Getting personal: Designing homes to be 'uniquely yours'

By
Kate Jones
October 17, 2017

Of all the trends to make a mark on interior design, personalisation is the most pervasive. It comes from an innate desire to stamp our individual style on our homes and make them uniquely ours.

Choosing the colours and textures that speak to personal tastes can really make a house a home. The trick is ensuring what looks good is also functional and will suit your family’s lifestyle.

Striking this balance is especially challenging when building a new house from scratch. As more homeowners opt to demolish their properties and rebuild rather than selling, personalisation has become increasingly essential.

Once upon a time, home builders offered little choice to their clients beyond a handful of stock standard facades and floor plans. Tweaking these selections for an extra doorway here or a larger pantry there was simply not an option.

Today, canny builders are starting to embrace the personalisation trend by offering designs that can be customised to a buyer’s every whim. Full flexibility allows buyers to ultimately create a bespoke home, says Drew Glascott, Metricon’s Victorian sales manager.

“Most of the time builders will hand a brochure out with different plans and say, ‘What do you want? A single or double? How big do you want it?’ and they just sort of come up with a home,” he says.

“But people who go through volume builders still want a design that’s not like other people have purchased before, so it’s uniquely their home.”

Metricon’s Signature service gives customers the freedom to alter existing floor plans so it suits their needs – an experience that would otherwise be much more expensive.

“Signature experience is all about working with the clients on what their lifestyle is, what their needs are, finding out all about them  … then going to what home design would suit,” Glascott says.

“For example, with a family with five kids who play football on the weekend we’d recommend a mudroom, because when they get home on a Sunday from football they want a mudroom off the garage where all the footy boots can be left.

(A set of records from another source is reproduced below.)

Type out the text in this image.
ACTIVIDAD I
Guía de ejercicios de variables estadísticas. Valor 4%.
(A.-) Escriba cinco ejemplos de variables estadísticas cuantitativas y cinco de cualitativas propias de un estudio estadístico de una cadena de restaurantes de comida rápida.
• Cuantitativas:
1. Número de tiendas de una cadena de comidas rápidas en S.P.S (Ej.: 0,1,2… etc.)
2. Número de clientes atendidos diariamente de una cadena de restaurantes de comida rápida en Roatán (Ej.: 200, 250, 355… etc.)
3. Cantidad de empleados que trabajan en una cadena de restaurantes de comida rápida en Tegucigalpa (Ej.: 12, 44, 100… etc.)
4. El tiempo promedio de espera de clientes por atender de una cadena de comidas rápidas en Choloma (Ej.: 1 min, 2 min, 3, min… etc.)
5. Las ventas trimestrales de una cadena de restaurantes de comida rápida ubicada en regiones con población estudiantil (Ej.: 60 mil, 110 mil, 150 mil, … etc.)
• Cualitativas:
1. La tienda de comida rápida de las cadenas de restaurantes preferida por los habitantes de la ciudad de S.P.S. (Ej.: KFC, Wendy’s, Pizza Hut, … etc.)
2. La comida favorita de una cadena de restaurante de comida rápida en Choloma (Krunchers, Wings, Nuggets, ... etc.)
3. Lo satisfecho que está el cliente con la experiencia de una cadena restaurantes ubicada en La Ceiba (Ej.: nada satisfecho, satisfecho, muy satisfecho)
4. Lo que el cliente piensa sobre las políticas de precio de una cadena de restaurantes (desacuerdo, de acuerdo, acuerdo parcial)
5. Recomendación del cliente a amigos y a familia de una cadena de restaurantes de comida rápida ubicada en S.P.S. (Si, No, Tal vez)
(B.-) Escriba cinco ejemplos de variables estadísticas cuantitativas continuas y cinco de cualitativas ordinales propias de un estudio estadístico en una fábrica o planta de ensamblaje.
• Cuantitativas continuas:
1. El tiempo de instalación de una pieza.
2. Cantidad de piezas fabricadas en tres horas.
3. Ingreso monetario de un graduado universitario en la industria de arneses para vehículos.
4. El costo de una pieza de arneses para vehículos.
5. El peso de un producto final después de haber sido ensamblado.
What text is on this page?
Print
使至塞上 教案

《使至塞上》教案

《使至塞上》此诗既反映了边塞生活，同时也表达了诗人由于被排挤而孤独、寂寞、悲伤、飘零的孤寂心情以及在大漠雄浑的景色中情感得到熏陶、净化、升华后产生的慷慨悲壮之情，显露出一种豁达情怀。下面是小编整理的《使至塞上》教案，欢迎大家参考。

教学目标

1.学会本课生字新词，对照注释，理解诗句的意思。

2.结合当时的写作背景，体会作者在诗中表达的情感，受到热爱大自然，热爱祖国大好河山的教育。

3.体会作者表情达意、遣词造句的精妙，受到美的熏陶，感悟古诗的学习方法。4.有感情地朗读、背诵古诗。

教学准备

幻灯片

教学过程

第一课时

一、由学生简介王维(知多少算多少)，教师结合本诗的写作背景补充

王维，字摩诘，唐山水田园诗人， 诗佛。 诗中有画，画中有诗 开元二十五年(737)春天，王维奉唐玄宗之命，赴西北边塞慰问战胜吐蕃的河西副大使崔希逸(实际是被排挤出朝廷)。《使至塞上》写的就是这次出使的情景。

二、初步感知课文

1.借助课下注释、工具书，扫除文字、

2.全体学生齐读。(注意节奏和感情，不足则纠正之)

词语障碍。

“It’s all about finding out about people’s lifestyles and finding a home for that lifestyle.”

Close consultation between the builder and the buyer – on everything from the window sizes to the paint colours, the size of the island bench to the locations of power points – is the key to getting it right.

To get the ball rolling, buyers need to know what’s driving them to rebuild. These motivations should be the focus of the project and the guiding principles that ensure a build doesn’t get too chaotic or costly.

“When you’re looking at either selling your home or buying a home or building, there’s a reason for it,” Glascott says.

“It could be that their current house is too big, their current house is too small, that they’ve got a weatherboard and they want to go to a more modern design. They may be planning on having kids so they need more bedrooms.

“Whatever it is, finding out tells you a lot about what the design needs to incorporate.”

Having an idea of which styles you want in your house makes the consultation process a lot easier. Your selections may not be trend-driven, but researching current interior trends may inform your decisions.

Like any other industry, Metricon design manager Ricky D’Alesio says the residential property market is influenced by local and international trends.

“We look for inspiration from the commercial sector because we find the commercial industry is a lot more advanced and that filters down into the residential space after a certain time and then we look overseas because Europe, especially Milan, is the capital for trends in terms of fashion,” he explains.

“Design in some ways follows the fashion trends and that’s why we looked overseas to see what new colours are coming out in fashion that we could incorporate in the residential space.

“It’s a lot like a catwalk, because we release a new range of homes every six to 12 months and they all have their own styles.”

Open floor plans still dominate, as do expansive windows that take in as much natural light as possible. With many new builds on small parcels of land, designers are teaming up with landscapers to make the most of outdoor spaces. Courtyards influenced by delicate Japanese gardens are increasingly popular solutions.

Street appeal remains a high priority and for this reason, designers like D’Alesio spend a lot of time and effort getting facades just right.

“From a Metricon perspective we consider the facade as important as the floor plan,” he says.

“I think street appeal is very important, but a lot of architects tend to say the floor plan is the most important part. They tend to complement each other, I think.

“When people say ‘keeping up with the Joneses’, the facade is something that you see first. So you’re actually attracted to the home by its facade and if you like what you see externally, you tend to walk inside.”

Matching a facade with a tailor-made interior is finally on the table for buyers, who no longer have to make compromises on the house of their dreams.